The "Native Module" Reality

Every cross-platform app eventually needs a native module — for the camera library that doesn't have a JS wrapper, for the audio session, for the in-app purchase quirk. Plan for this: pick a framework whose native bridge you'd actually want to write in (Swift / Kotlin / Objective-C / Java).

Performance Trade-offs
  • Startup: Flutter and KMP cold-start close to native; RN is improving with Hermes; WebView-based apps are the slowest.
  • Scrolling huge lists: RN (with FlashList) and Flutter both ship 60+ fps; WebView typically can't.
  • Heavy animations: Flutter's strength. RN has Reanimated on the UI thread.
  • Binary size: RN ~10–15 MB minimum, Flutter ~20+ MB minimum, KMP near-native.
Picking

Choosing a Framework

Web team going mobile

React Native (Expo). The mental model and ecosystem carry over.

Brand-driven UI everywhere

Flutter. Same pixels on every device.

Native UI is non-negotiable

Kotlin Multiplatform — share logic, write SwiftUI / Compose.

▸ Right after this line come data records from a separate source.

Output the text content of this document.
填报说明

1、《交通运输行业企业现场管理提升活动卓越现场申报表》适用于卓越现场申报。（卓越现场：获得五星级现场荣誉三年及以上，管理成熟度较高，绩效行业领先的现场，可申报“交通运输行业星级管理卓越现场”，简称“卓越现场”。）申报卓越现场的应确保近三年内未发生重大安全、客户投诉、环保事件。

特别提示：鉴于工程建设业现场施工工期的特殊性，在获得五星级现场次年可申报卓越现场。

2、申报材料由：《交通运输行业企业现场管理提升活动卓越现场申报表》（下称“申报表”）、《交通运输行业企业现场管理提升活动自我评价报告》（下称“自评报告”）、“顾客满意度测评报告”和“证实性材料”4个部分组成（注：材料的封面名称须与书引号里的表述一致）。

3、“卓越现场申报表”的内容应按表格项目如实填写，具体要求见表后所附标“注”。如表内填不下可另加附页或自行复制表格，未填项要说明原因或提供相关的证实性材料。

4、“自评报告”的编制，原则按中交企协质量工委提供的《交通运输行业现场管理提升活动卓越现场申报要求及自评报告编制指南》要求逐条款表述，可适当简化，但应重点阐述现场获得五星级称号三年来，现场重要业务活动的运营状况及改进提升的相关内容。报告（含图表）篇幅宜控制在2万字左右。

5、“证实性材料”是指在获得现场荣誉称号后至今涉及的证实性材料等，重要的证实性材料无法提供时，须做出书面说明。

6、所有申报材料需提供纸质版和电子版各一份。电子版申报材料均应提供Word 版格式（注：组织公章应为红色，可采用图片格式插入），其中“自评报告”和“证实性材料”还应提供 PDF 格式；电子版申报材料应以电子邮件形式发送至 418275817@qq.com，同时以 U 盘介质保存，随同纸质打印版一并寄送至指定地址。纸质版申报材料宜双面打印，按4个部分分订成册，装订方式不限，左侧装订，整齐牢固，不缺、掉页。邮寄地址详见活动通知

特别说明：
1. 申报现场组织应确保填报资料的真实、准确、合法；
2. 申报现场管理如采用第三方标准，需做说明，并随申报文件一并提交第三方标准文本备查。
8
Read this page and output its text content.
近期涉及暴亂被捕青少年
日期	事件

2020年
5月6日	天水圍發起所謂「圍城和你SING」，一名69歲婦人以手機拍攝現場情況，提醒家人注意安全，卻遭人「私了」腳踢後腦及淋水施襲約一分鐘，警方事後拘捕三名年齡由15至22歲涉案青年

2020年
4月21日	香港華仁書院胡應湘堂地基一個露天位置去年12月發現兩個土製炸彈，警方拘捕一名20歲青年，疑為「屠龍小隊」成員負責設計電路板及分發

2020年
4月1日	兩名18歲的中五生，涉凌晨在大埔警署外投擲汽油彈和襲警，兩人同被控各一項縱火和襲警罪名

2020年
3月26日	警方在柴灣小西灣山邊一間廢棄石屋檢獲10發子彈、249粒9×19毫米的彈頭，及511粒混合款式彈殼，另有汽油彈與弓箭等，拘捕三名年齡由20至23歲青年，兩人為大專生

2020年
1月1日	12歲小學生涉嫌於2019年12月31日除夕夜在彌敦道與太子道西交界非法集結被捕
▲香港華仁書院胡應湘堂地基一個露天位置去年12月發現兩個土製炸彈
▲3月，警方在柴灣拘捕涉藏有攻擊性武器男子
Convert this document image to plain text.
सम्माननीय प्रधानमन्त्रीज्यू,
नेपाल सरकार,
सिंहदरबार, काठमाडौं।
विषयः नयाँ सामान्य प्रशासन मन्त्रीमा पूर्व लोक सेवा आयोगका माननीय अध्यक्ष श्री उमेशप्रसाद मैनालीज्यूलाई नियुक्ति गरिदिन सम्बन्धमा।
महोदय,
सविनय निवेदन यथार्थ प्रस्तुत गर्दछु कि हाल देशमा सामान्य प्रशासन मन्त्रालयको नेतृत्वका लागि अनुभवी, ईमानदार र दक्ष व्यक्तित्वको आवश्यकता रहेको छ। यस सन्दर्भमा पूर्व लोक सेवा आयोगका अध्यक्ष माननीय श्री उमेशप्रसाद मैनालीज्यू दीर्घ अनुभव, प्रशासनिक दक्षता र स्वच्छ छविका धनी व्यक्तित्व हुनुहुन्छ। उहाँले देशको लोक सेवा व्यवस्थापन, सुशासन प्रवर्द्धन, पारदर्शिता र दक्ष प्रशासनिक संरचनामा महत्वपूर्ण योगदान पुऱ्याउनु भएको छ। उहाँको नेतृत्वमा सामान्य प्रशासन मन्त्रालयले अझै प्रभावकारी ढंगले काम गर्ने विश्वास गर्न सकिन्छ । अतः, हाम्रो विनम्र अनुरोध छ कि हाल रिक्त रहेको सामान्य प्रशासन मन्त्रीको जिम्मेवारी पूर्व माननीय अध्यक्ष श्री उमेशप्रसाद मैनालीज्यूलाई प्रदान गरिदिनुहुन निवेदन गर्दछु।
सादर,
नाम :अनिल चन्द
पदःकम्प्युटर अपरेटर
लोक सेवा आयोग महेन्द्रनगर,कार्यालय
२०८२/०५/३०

Existing web app, minimal budget

Ionic + Capacitor (or wrap a PWA). Accept the WebView feel.

Microsoft stack shop

.NET MAUI. C# everywhere from API to phone.

Single-platform launch

Don't go cross-platform. Just write native.

Pitfalls

Common Anti-Patterns

  • Assuming "write once, run everywhere" — you'll still have iOS-only and Android-only branches in your code.
  • Ignoring platform UI guidelines — back gestures, share sheets, system fonts, status bar handling differ.
  • OTA-updating native code — Apple's review rules forbid runtime-shipping new features as JS.
  • Skipping native engineers — you'll need at least one who can debug Xcode build errors and write a native module.
  • Binary bloat from over-eager dependencies — every npm package shows up in app size.